>It makes sense, he tells me, that we could travel forward in time because the speed of light is forward. We’d just have to figure out how to move faster than light.
But to travel backwards in time, not only would we have to be fast, but we’d have to be fast backwards. The exact quote: It doesn’t seem possible that we’d be able to outrun the speed of light backwards. (How can you not love a mind like that?)
Still, I would like to outrun light backwards. On good days, I actually think that perhaps I succeeded. The more I move forward in life, the more often I understand the dynamics of this life by revisiting the past.
For example, I’ve come to understand that a writer is an outsider looking in. Whether a writer ever gets published, or whether a writer ever sits down and actually writes, a person with writerly qualities is gifted with the power of observation. Said power places said person on the outside looking in. Sometimes with shoes three sizes too big for her feet. Often sitting on a couch.
Exhibit C requires more detail. Not everyone reading this may consider himself/herself to be a writer. Only after I started putting words on paper a few years ago did I start to notice a common trait among writerly friends. We narrate to ourselves. And we did not realize we did so for many years. While we might have noticed we were not quite like the other kids on the block (or, for me, down the river), it took a length of time for us to realize we narrate inside our heads all the while we are engaging in life. It’s as though we were jotting down notes for a future story while we were shaking hands with Magic Johnson at the LA Forum, or feeling the sting of the Bishop’s slap when being confirmed under the name of Gabriel. Or watching our cousin, the couch-stander almost drown. This narrating inside our heads is not always a good feeling.
On Being Nine and Becoming a Writer
Compared to Terry, my brothers and I were born knowing how to swim.
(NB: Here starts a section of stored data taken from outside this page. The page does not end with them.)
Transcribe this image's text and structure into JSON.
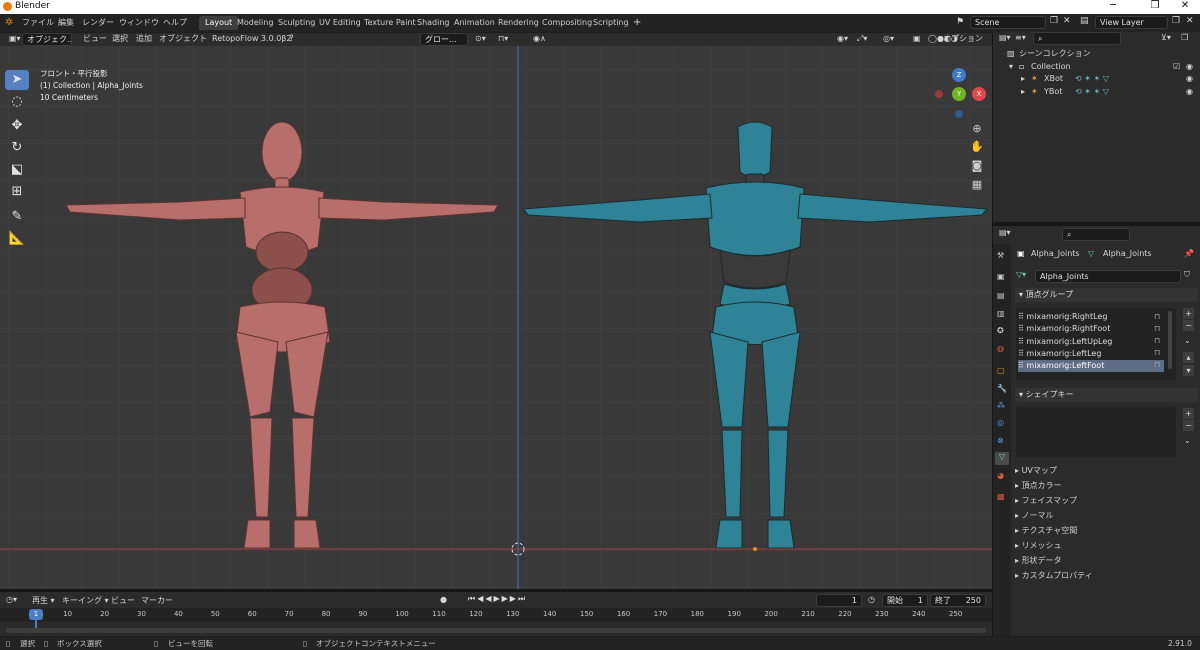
{
  "window": {
    "title": "Blender",
    "min": "─",
    "max": "❐",
    "close": "✕"
  },
  "menus": [
    "ファイル",
    "編集",
    "レンダー",
    "ウィンドウ",
    "ヘルプ"
  ],
  "workspaces": [
    "Layout",
    "Modeling",
    "Sculpting",
    "UV Editing",
    "Texture Paint",
    "Shading",
    "Animation",
    "Rendering",
    "Compositing",
    "Scripting",
    "+"
  ],
  "active_workspace": "Layout",
  "scene": {
    "name": "Scene",
    "view_layer": "View Layer"
  },
  "viewport_header": {
    "mode": "オブジェク...",
    "menus": [
      "ビュー",
      "選択",
      "追加",
      "オブジェクト"
    ],
    "addon": "RetopoFlow 3.0.0β2",
    "transform": "グロー...",
    "options": "オプション"
  },
  "overlay": {
    "view": "フロント・平行投影",
    "collection": "(1) Collection | Alpha_Joints",
    "scale": "10 Centimeters"
  },
  "gizmo_axes": {
    "z": "Z",
    "y": "Y",
    "x": "X"
  },
  "colors": {
    "accent": "#5680c2",
    "xbot": "#b86e6a",
    "ybot": "#2f8397",
    "x_axis": "#e0464b",
    "y_axis": "#6fb422",
    "z_axis": "#3d7ccd"
  },
  "outliner": {
    "root": "シーンコレクション",
    "collection": "Collection",
    "objects": [
      "XBot",
      "YBot"
    ]
  },
  "properties": {
    "object": "Alpha_Joints",
    "mesh": "Alpha_Joints",
    "data_name": "Alpha_Joints",
    "vertex_groups_title": "頂点グループ",
    "vertex_groups": [
      "mixamorig:RightLeg",
      "mixamorig:RightFoot",
      "mixamorig:LeftUpLeg",
      "mixamorig:LeftLeg",
      "mixamorig:LeftFoot"
    ],
    "selected_index": 4,
    "shape_keys_title": "シェイプキー",
    "subpanels": [
      "UVマップ",
      "頂点カラー",
      "フェイスマップ",
      "ノーマル",
      "テクスチャ空間",
      "リメッシュ",
      "形状データ",
      "カスタムプロパティ"
    ]
  },
  "timeline": {
    "menus": [
      "再生",
      "キーイング",
      "ビュー",
      "マーカー"
    ],
    "current_frame": "1",
    "start_label": "開始",
    "start": "1",
    "end_label": "終了",
    "end": "250",
    "ticks": [
      "1",
      "10",
      "20",
      "30",
      "40",
      "50",
      "60",
      "70",
      "80",
      "90",
      "100",
      "110",
      "120",
      "130",
      "140",
      "150",
      "160",
      "170",
      "180",
      "190",
      "200",
      "210",
      "220",
      "230",
      "240",
      "250"
    ]
  },
  "status": {
    "select": "選択",
    "box_select": "ボックス選択",
    "rotate_view": "ビューを回転",
    "context_menu": "オブジェクトコンテキストメニュー",
    "version": "2.91.0"
  }
}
We knew the ways of water and how the rivers bend. She camped with us
because her parents didn’t camp.They rented motel rooms with T V sets
whenever they left town. She and I – we were wading in the water, pretending
to build a dam in the shallows of a creek in a ponderosa forest a hundred miles
from home. She was wearing my second brother’s flip flops when a lazy current
slipped them from her feet. In slow motion style, she gave chase
while I ran to the water’s shore, up the cut bank and around the bend
to watch uprooted trees and deep eddies pull her underneath. Then I stopped
and watched for her- willing her to fight. I thought I could catch
the sandals and my cousin if they floated further downstream. She remembers
this was when she learned to swim. I remember this was when I didn’t know
how to run for help. This was the day I stood still and almost watched her drown.